Деодат понял теперь, почему у Гаспара Кортереаля один глаз стал мутным и почему отверстие в стержне было закрыто темным стеклом: солнце, в конце концов, сожгло ему зрачок.
– И вам известна позиция Солнца в зодиакальных созвездиях для любого дня в году?
Гаспар показал ему свою книжечку. Это был звездный календарь.
– Все это представляется мне изумительно точным, – заметил Деодат. – Каким же образом Колумб сбился с курса?
– В сущности, он не сбился с курса. Просто слишком долго выбирал направление. Я согласен с тем, что сказал наш учитель Бехайм вашему дяде, мессиру Феррандо Сассоферрато: он не сумел прочесть портуланы,[22] которые у него были.
Матросы перекусывали, рассевшись на палубе.
– Кухни нет? – спросил Жак Адальберт у Феррандо.
– Только небольшая печка, чтобы варить суп.
Последние чайки, сопровождавшие их с момента отплытия, исчезли. Вдали мелькали паруса рыбачьих шхун. Потом и они стали исчезать. Вилламора, бросив встревоженный взгляд на горизонт, приказал зажечь фонари. Матросы подняли засовы на прозрачных дверцах и зажгли толстые, как рука, свечи – настоящие, церковные, – потом вновь закрыли дверцы. Небо стало темнеть, похолодало, качка усилилась. Невозможно было и шагу ступить, не держась за что-нибудь.
В сумерки небо покрылось облаками. Волны достигали в высоту пяти-шести локтей. Гаспар приказал убрать паруса. Страшно было смотреть, как матросы карабкаются на мачты, которые раскачивались все сильнее, словно желая избавиться от докучных людей.
Внезапно молния перечеркнула небо. Затем другая. На палубу хлынул дождь. Гаспар и Мигель Кортереали поступили как матросы – подняли капюшоны.
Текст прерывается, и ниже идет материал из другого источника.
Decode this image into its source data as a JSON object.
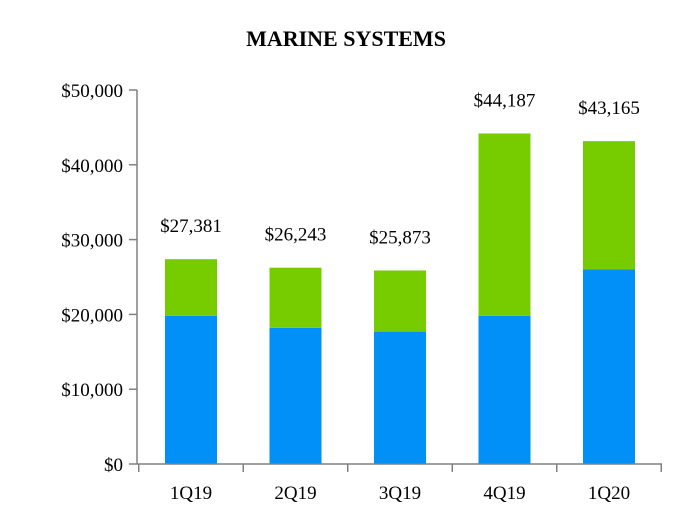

Трое путешественников последовали их примеру и мысленно поздравили себя с тем, что приобрели морские плащи из промасленного полотна, высокие сапоги по колено и штаны из толстой черной шерсти вместо обычных тонких чулок. Залитая брызгами и пеной палуба стала совершенно непригодной для передвижения. Несмотря на капюшоны, в лицо хлестали ледяные соленые струи, отчего было больно открывать глаза.
Никакого улучшения погоды не предвиделось: «Ависпа» вошла в один из штормов весеннего равноденствия. Силы путешественников были на пределе. Неужели придется провести всю ночь без еды? И даже умереть натощак?
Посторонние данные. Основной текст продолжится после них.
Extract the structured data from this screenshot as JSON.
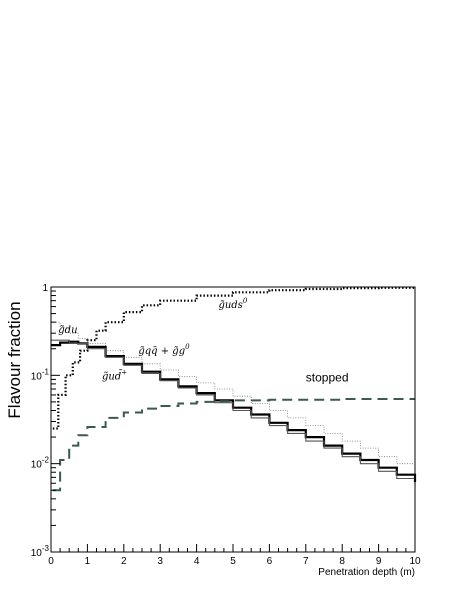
{
  "chart_data": {
    "type": "line",
    "xlabel": "Penetration depth (m)",
    "ylabel": "Flavour fraction",
    "xlim": [
      0,
      10
    ],
    "ylim": [
      0.001,
      1
    ],
    "yscale": "log",
    "grid": false,
    "x_ticks": [
      0,
      1,
      2,
      3,
      4,
      5,
      6,
      7,
      8,
      9,
      10
    ],
    "y_ticks": [
      {
        "value": 0.001,
        "label": "10",
        "exp": "-3"
      },
      {
        "value": 0.01,
        "label": "10",
        "exp": "-2"
      },
      {
        "value": 0.1,
        "label": "10",
        "exp": "-1"
      },
      {
        "value": 1,
        "label": "1",
        "exp": ""
      }
    ],
    "series": [
      {
        "style": "dotted-steps",
        "color": "#000000",
        "x": [
          0.05,
          0.2,
          0.4,
          0.6,
          0.8,
          1.0,
          1.25,
          1.5,
          2,
          2.5,
          3,
          4,
          5,
          6,
          7,
          8,
          9,
          10
        ],
        "y": [
          0.025,
          0.06,
          0.1,
          0.14,
          0.19,
          0.25,
          0.32,
          0.4,
          0.52,
          0.62,
          0.7,
          0.8,
          0.87,
          0.92,
          0.95,
          0.97,
          0.98,
          0.99
        ]
      },
      {
        "style": "thin-steps",
        "color": "#777777",
        "x": [
          0,
          0.25,
          0.5,
          0.75,
          1,
          1.5,
          2,
          2.5,
          3,
          3.5,
          4,
          4.5,
          5,
          5.5,
          6,
          6.5,
          7,
          7.5,
          8,
          8.5,
          9,
          9.5,
          10
        ],
        "y": [
          0.4,
          0.35,
          0.3,
          0.26,
          0.23,
          0.19,
          0.16,
          0.135,
          0.115,
          0.097,
          0.082,
          0.07,
          0.058,
          0.048,
          0.04,
          0.033,
          0.027,
          0.022,
          0.018,
          0.015,
          0.012,
          0.01,
          0.0085
        ]
      },
      {
        "style": "thick-steps",
        "color": "#000000",
        "x": [
          0,
          0.25,
          0.5,
          0.75,
          1,
          1.5,
          2,
          2.5,
          3,
          3.5,
          4,
          4.5,
          5,
          5.5,
          6,
          6.5,
          7,
          7.5,
          8,
          8.5,
          9,
          9.5,
          10
        ],
        "y": [
          0.22,
          0.235,
          0.24,
          0.23,
          0.21,
          0.165,
          0.135,
          0.11,
          0.09,
          0.075,
          0.063,
          0.052,
          0.043,
          0.036,
          0.029,
          0.024,
          0.02,
          0.016,
          0.013,
          0.011,
          0.009,
          0.0075,
          0.0062
        ]
      },
      {
        "style": "gray-steps",
        "color": "#555555",
        "x": [
          0,
          0.5,
          1,
          1.5,
          2,
          2.5,
          3,
          3.5,
          4,
          4.5,
          5,
          5.5,
          6,
          6.5,
          7,
          7.5,
          8,
          8.5,
          9,
          9.5,
          10
        ],
        "y": [
          0.25,
          0.23,
          0.2,
          0.16,
          0.13,
          0.105,
          0.087,
          0.072,
          0.06,
          0.049,
          0.04,
          0.033,
          0.027,
          0.022,
          0.018,
          0.015,
          0.012,
          0.01,
          0.0082,
          0.0068,
          0.0055
        ]
      },
      {
        "style": "dashed",
        "color": "#3a5a50",
        "x": [
          0.05,
          0.25,
          0.5,
          0.75,
          1,
          1.5,
          2,
          2.5,
          3,
          3.5,
          4,
          4.5,
          5,
          6,
          7,
          8,
          9,
          10
        ],
        "y": [
          0.005,
          0.011,
          0.016,
          0.021,
          0.026,
          0.033,
          0.038,
          0.042,
          0.045,
          0.048,
          0.05,
          0.051,
          0.052,
          0.053,
          0.053,
          0.054,
          0.054,
          0.054
        ]
      }
    ],
    "annotations": [
      {
        "id": "uds",
        "text": "g̃uds",
        "sup": "0",
        "x": 4.6,
        "y": 0.58
      },
      {
        "id": "du",
        "text": "g̃du",
        "sup": "",
        "x": 0.2,
        "y": 0.3
      },
      {
        "id": "gq",
        "text": "g̃qq̄ + g̃g",
        "sup": "0",
        "x": 2.4,
        "y": 0.175
      },
      {
        "id": "ud",
        "text": "g̃ud̄",
        "sup": "+",
        "x": 1.4,
        "y": 0.09
      },
      {
        "id": "stopped",
        "text": "stopped",
        "sup": "",
        "x": 7.0,
        "y": 0.085
      }
    ]
  }
}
Деодату пригрезился горячий суп, и он подумал о матери.
– Привяжите это к поясу, – крикнул ему Мигель, протягивая веревку, прикрепленную к фок-мачте.
Шквал ледяной воды ударил им в спину. Волны залили палубу и, поскольку судно накренилось, хлынули на ют.
Феррандо и Жак Адальберт, спотыкаясь, тоже привязали себя веревками к мачте, чтобы их не снесло за борт какой-нибудь шальной волной.
«Ависпа» уже не плыла: она падала в бездну с такой скоростью, что выворачивало нутро, затем взмывала к небесам, несколько мгновений держалась на гребне волны и вновь устремлялась в ад. Это был уже не корабль, а бешеный конь, несшийся вперед по воле стихии, которая тоже сошла с ума.
А грохот! А треск, походивший на жалобные крики отчаяния!
По-прежнему стоя за штурвалом, Гаспар старался как мог управлять ходом своего судна и не сломать при этом руль.
Деодату показалось, что у него сломана бедренная кость, на самом деле это был всего лишь ушиб. Уже нахлебавшись воды, он чуть не задохнулся, когда одна из волн окатила его с ног до головы, и подумал, что ему пришел конец. На этом обреченном корабле не было ни единого уголка, где можно было в безопасности переждать бурю. Он мог надеяться только на себя, но сил у него совершенно не осталось.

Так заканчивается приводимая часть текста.